Benin’s Minister of Planning and Development, Abdoulaye Bio Tchané, chaired the 12th meeting of ministers responsible for energy issues of the Economic Community of West African States on Friday, June 29, 2018 in Cotonou. During this meeting, the aim was to officially launch the regional electricity market in the West African sub-region.
The 13 ministers present at the meeting approved several texts before recommending their adoption by the statutory bodies of ECOWAS. These are the regulation on regional electricity market sanctions, the study for the preparation of the Master Plan for rural and peri-urban electrification in West Africa, and the study on the feasibility of extending the West African gas pipeline. In this last case, it is the West African Gas Pipeline, which supplies natural gas from Nigeria (Niger Delta) to Benin, Togo and Ghana. A project that has been in decline since 2013 due to a lack of funding.
Benin assumes the presidency of Arrec
These provisions will be implemented under the aegis of the regional regulatory authority for the electricity sector of ECOWAS (Arrec). Created in January 2018 in Abomey Calavi, a town about twenty kilometres north of Cotonou, Arrec, whose headquarters construction work will be completed at the end of 2019, had its office installed during the Cotonou meeting. It is composed of a Vice-President and a Secretary General, which are Ghana and Niger respectively, while the two rapporteurs are Burkina Faso and Cabo Verde. The Presidency is held by Benin.
The match entry of renewable energies
The establishment of this regional energy market will boost growth in a region where the lack of electrification is one of the major obstacles to economic activities and to meeting the basic needs of the population. For the Energy and Mines Commissioner of ECOWAS, Sédiko Douka this project comes at the right time “in Africa there are about 645 million people who do not have access to electricity, or 53% of the population not connected to the network. One third of this population comes from our economic space,” he said.

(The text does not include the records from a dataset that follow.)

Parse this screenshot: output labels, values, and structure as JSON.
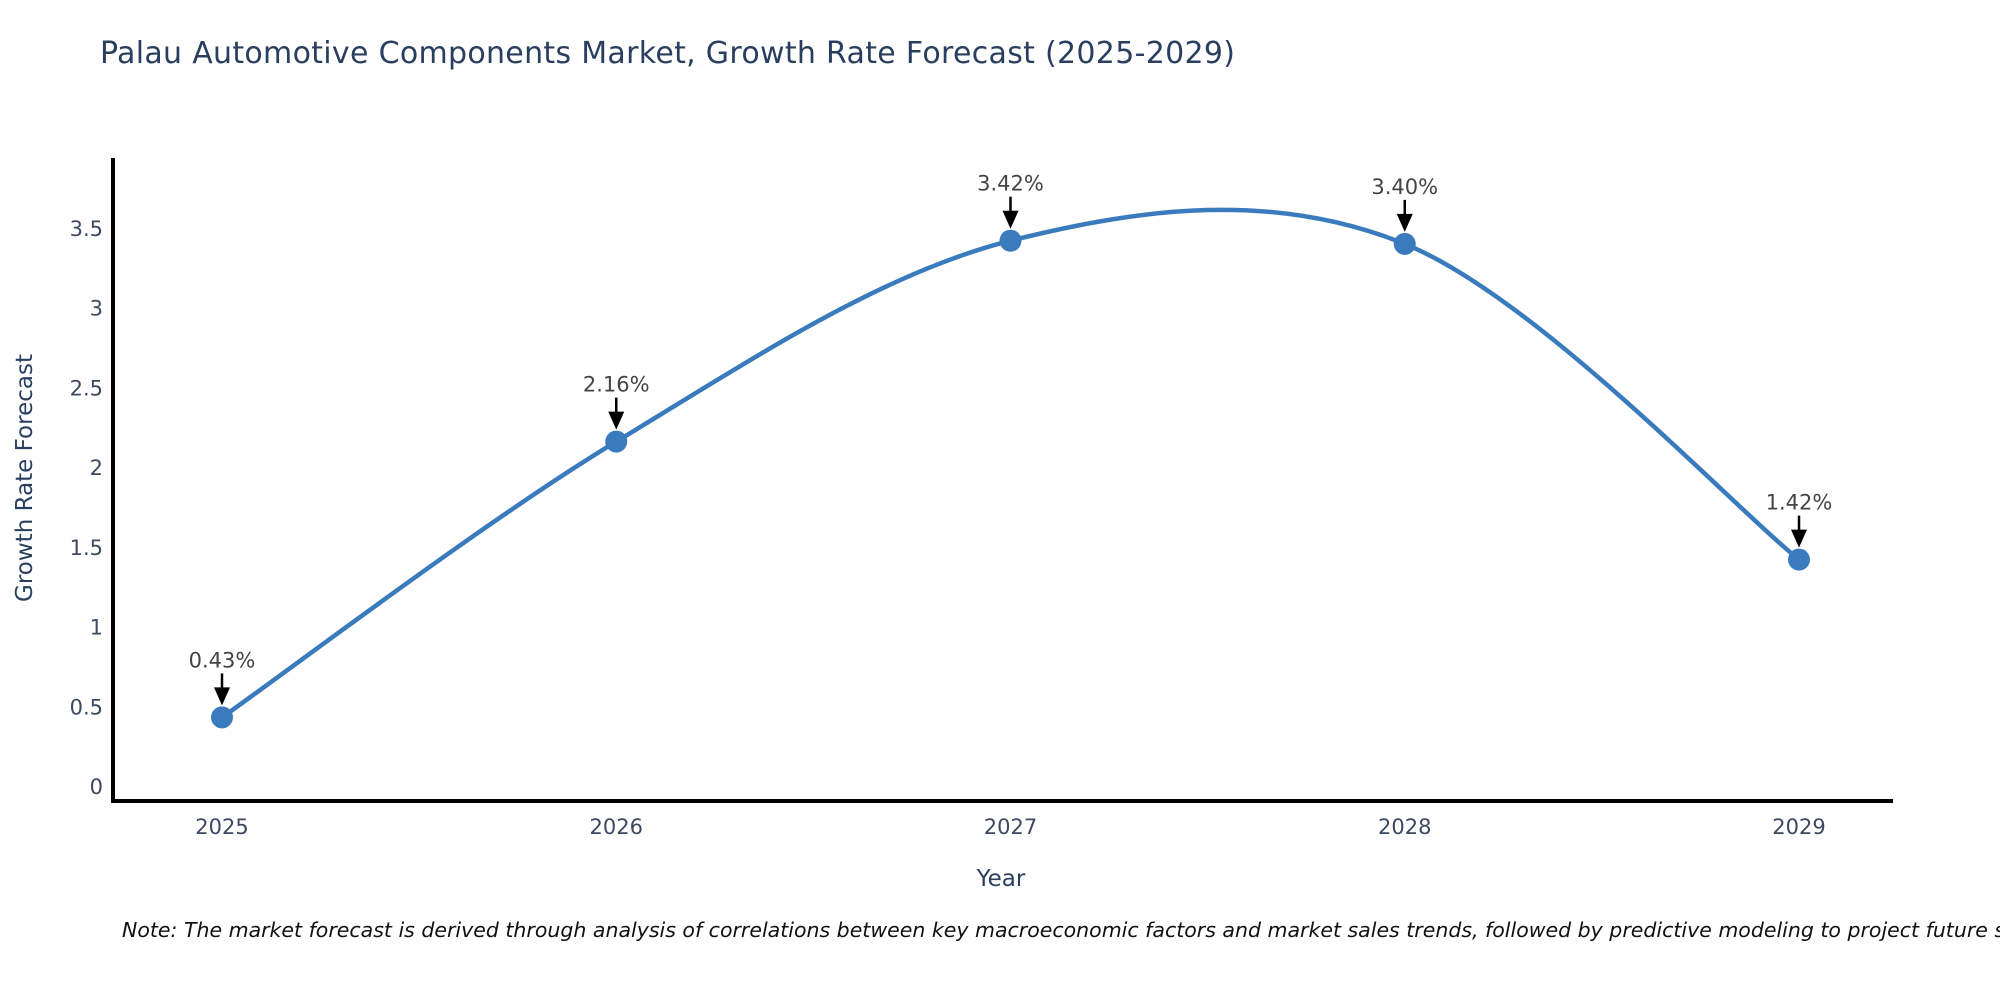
{
  "chart_data": {
    "type": "line",
    "title": "Palau Automotive Components Market, Growth Rate Forecast (2025-2029)",
    "xlabel": "Year",
    "ylabel": "Growth Rate Forecast",
    "categories": [
      "2025",
      "2026",
      "2027",
      "2028",
      "2029"
    ],
    "values": [
      0.43,
      2.16,
      3.42,
      3.4,
      1.42
    ],
    "point_labels": [
      "0.43%",
      "2.16%",
      "3.42%",
      "3.40%",
      "1.42%"
    ],
    "ytick_labels": [
      "0",
      "0.5",
      "1",
      "1.5",
      "2",
      "2.5",
      "3",
      "3.5"
    ],
    "ytick_values": [
      0,
      0.5,
      1,
      1.5,
      2,
      2.5,
      3,
      3.5
    ],
    "ylim": [
      0,
      3.5
    ],
    "line_shape": "spline",
    "grid": false,
    "legend_position": "none",
    "line_color": "#3a7bbe",
    "marker_color": "#3a7bbe",
    "annotation_arrow_color": "#000000",
    "annotation_text_color": "#444444",
    "axis_line_color": "#000000",
    "title_color": "#2a3f5f"
  },
  "note": "Note: The market forecast is derived through analysis of correlations between key macroeconomic factors and market sales trends, followed by predictive modeling to project future sales"
}
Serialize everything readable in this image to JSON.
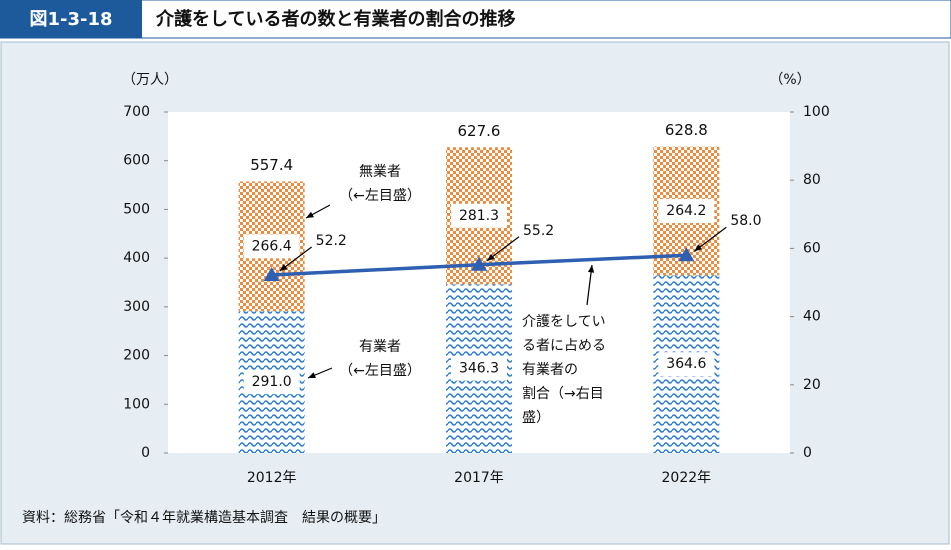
{
  "figure_label": "図1-3-18",
  "title": "介護をしている者の数と有業者の割合の推移",
  "source": "資料：総務省「令和４年就業構造基本調査　結果の概要」",
  "chart_data": {
    "type": "bar",
    "stacked": true,
    "categories": [
      "2012年",
      "2017年",
      "2022年"
    ],
    "y_label": "（万人）",
    "y2_label": "（%）",
    "ylim": [
      0,
      700
    ],
    "yticks": [
      0,
      100,
      200,
      300,
      400,
      500,
      600,
      700
    ],
    "y2lim": [
      0,
      100
    ],
    "y2ticks": [
      0,
      20,
      40,
      60,
      80,
      100
    ],
    "totals": [
      557.4,
      627.6,
      628.8
    ],
    "series": [
      {
        "name": "有業者（←左目盛）",
        "color": "#2f7fd0",
        "values": [
          291.0,
          346.3,
          364.6
        ],
        "value_labels": [
          "291.0",
          "346.3",
          "364.6"
        ]
      },
      {
        "name": "無業者（←左目盛）",
        "color": "#f08a3c",
        "values": [
          266.4,
          281.3,
          264.2
        ]
      },
      {
        "name": "介護をしている者に占める有業者の割合（→右目盛）",
        "type": "line",
        "axis": "y2",
        "color": "#2e5fb0",
        "values": [
          52.2,
          55.2,
          58.0
        ],
        "value_labels": [
          "52.2",
          "55.2",
          "58.0"
        ]
      }
    ]
  }
}
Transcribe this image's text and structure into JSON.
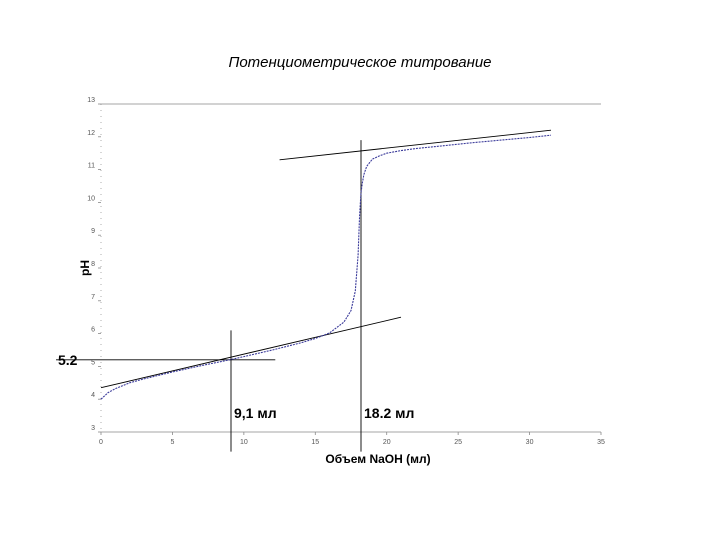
{
  "chart_data": {
    "type": "line",
    "title": "Потенциометрическое титрование",
    "xlabel": "Объем NaOH (мл)",
    "ylabel": "pH",
    "xlim": [
      0,
      35
    ],
    "ylim": [
      3,
      13
    ],
    "x_ticks": [
      "0",
      "5",
      "10",
      "15",
      "20",
      "25",
      "30",
      "35"
    ],
    "y_ticks": [
      "3",
      "4",
      "5",
      "6",
      "7",
      "8",
      "9",
      "10",
      "11",
      "12",
      "13"
    ],
    "grid": false,
    "series": [
      {
        "color": "#3a3a9a",
        "style": "dotted",
        "x": [
          0,
          0.5,
          1,
          2,
          3,
          5,
          7,
          9,
          10,
          12,
          14,
          15,
          16,
          17,
          17.5,
          17.8,
          18.0,
          18.1,
          18.2,
          18.3,
          18.4,
          18.6,
          19,
          19.5,
          20,
          21,
          22,
          24,
          26,
          28,
          30,
          31.5
        ],
        "y": [
          4.0,
          4.2,
          4.32,
          4.5,
          4.62,
          4.83,
          5.02,
          5.2,
          5.3,
          5.5,
          5.72,
          5.85,
          6.02,
          6.35,
          6.7,
          7.3,
          8.4,
          9.6,
          10.3,
          10.6,
          10.85,
          11.1,
          11.32,
          11.42,
          11.5,
          11.58,
          11.64,
          11.73,
          11.82,
          11.9,
          11.98,
          12.05
        ]
      }
    ],
    "tangent_lines": [
      {
        "x": [
          0,
          21
        ],
        "y": [
          4.35,
          6.5
        ]
      },
      {
        "x": [
          12.5,
          31.5
        ],
        "y": [
          11.3,
          12.2
        ]
      }
    ],
    "reference_lines": [
      {
        "orientation": "horizontal",
        "y": 5.2,
        "x_range": [
          0,
          12.2
        ]
      },
      {
        "orientation": "vertical",
        "x": 9.1,
        "y_range": [
          2.4,
          6.1
        ]
      },
      {
        "orientation": "vertical",
        "x": 18.2,
        "y_range": [
          2.4,
          11.9
        ]
      }
    ],
    "annotations": [
      {
        "text": "5.2",
        "anchor": "y-axis-left",
        "y": 5.2
      },
      {
        "text": "9,1 мл",
        "x": 9.1,
        "y": 3.55
      },
      {
        "text": "18.2 мл",
        "x": 18.2,
        "y": 3.55
      }
    ]
  }
}
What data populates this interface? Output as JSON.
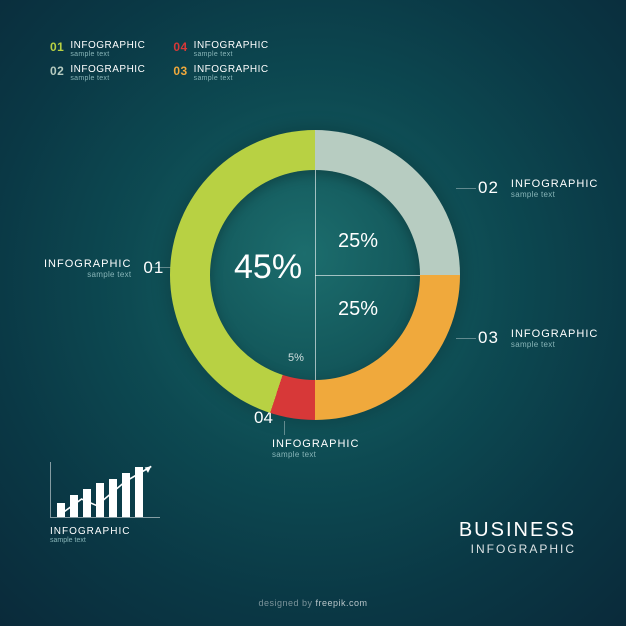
{
  "colors": {
    "seg01": "#b8d143",
    "seg02": "#b7ccc1",
    "seg03": "#f0a93c",
    "seg04": "#d73838",
    "muted": "#88b5b8",
    "white": "#ffffff"
  },
  "legend": {
    "items": [
      {
        "num": "01",
        "color": "#b8d143",
        "title": "INFOGRAPHIC",
        "sub": "sample text"
      },
      {
        "num": "04",
        "color": "#d73838",
        "title": "INFOGRAPHIC",
        "sub": "sample text"
      },
      {
        "num": "02",
        "color": "#b7ccc1",
        "title": "INFOGRAPHIC",
        "sub": "sample text"
      },
      {
        "num": "03",
        "color": "#f0a93c",
        "title": "INFOGRAPHIC",
        "sub": "sample text"
      }
    ]
  },
  "donut": {
    "type": "pie",
    "outer_radius": 145,
    "inner_radius": 105,
    "segments": [
      {
        "id": "02",
        "value": 25,
        "color": "#b7ccc1",
        "start_deg": 0,
        "end_deg": 90
      },
      {
        "id": "03",
        "value": 25,
        "color": "#f0a93c",
        "start_deg": 90,
        "end_deg": 180
      },
      {
        "id": "04",
        "value": 5,
        "color": "#d73838",
        "start_deg": 180,
        "end_deg": 198
      },
      {
        "id": "01",
        "value": 45,
        "color": "#b8d143",
        "start_deg": 198,
        "end_deg": 360
      }
    ],
    "center_labels": {
      "big": "45%",
      "tr": "25%",
      "br": "25%",
      "small": "5%"
    }
  },
  "callouts": {
    "c01": {
      "num": "01",
      "title": "INFOGRAPHIC",
      "sub": "sample text"
    },
    "c02": {
      "num": "02",
      "title": "INFOGRAPHIC",
      "sub": "sample text"
    },
    "c03": {
      "num": "03",
      "title": "INFOGRAPHIC",
      "sub": "sample text"
    },
    "c04": {
      "num": "04",
      "title": "INFOGRAPHIC",
      "sub": "sample text"
    }
  },
  "mini_chart": {
    "type": "bar",
    "bars": [
      14,
      22,
      28,
      34,
      38,
      44,
      50
    ],
    "bar_color": "#ffffff",
    "title": "INFOGRAPHIC",
    "sub": "sample text"
  },
  "footer_title": {
    "line1": "BUSINESS",
    "line2": "INFOGRAPHIC"
  },
  "credit": {
    "prefix": "designed by ",
    "name": "freepik.com"
  }
}
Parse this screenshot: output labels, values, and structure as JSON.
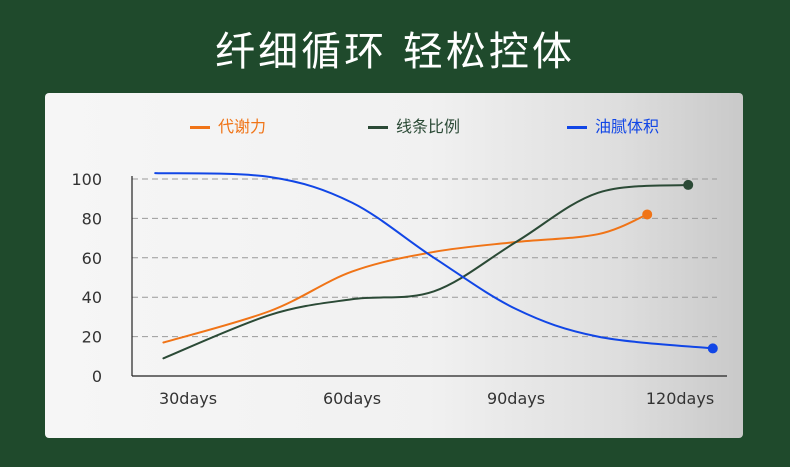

According to him, electricity costs are high, national electricity companies in West Africa are experiencing financial and management difficulties, and are experiencing technical and commercial losses, making network efficiencies unsatisfactory and recoveries low. “This is why our primary ambition is to increase regional cooperation and access to electricity through the harmonisation of policies and programmes of ECOWAS member states, the interconnection of West Africa and the development of renewable energies in the perspective of a regional electricity market,” he said.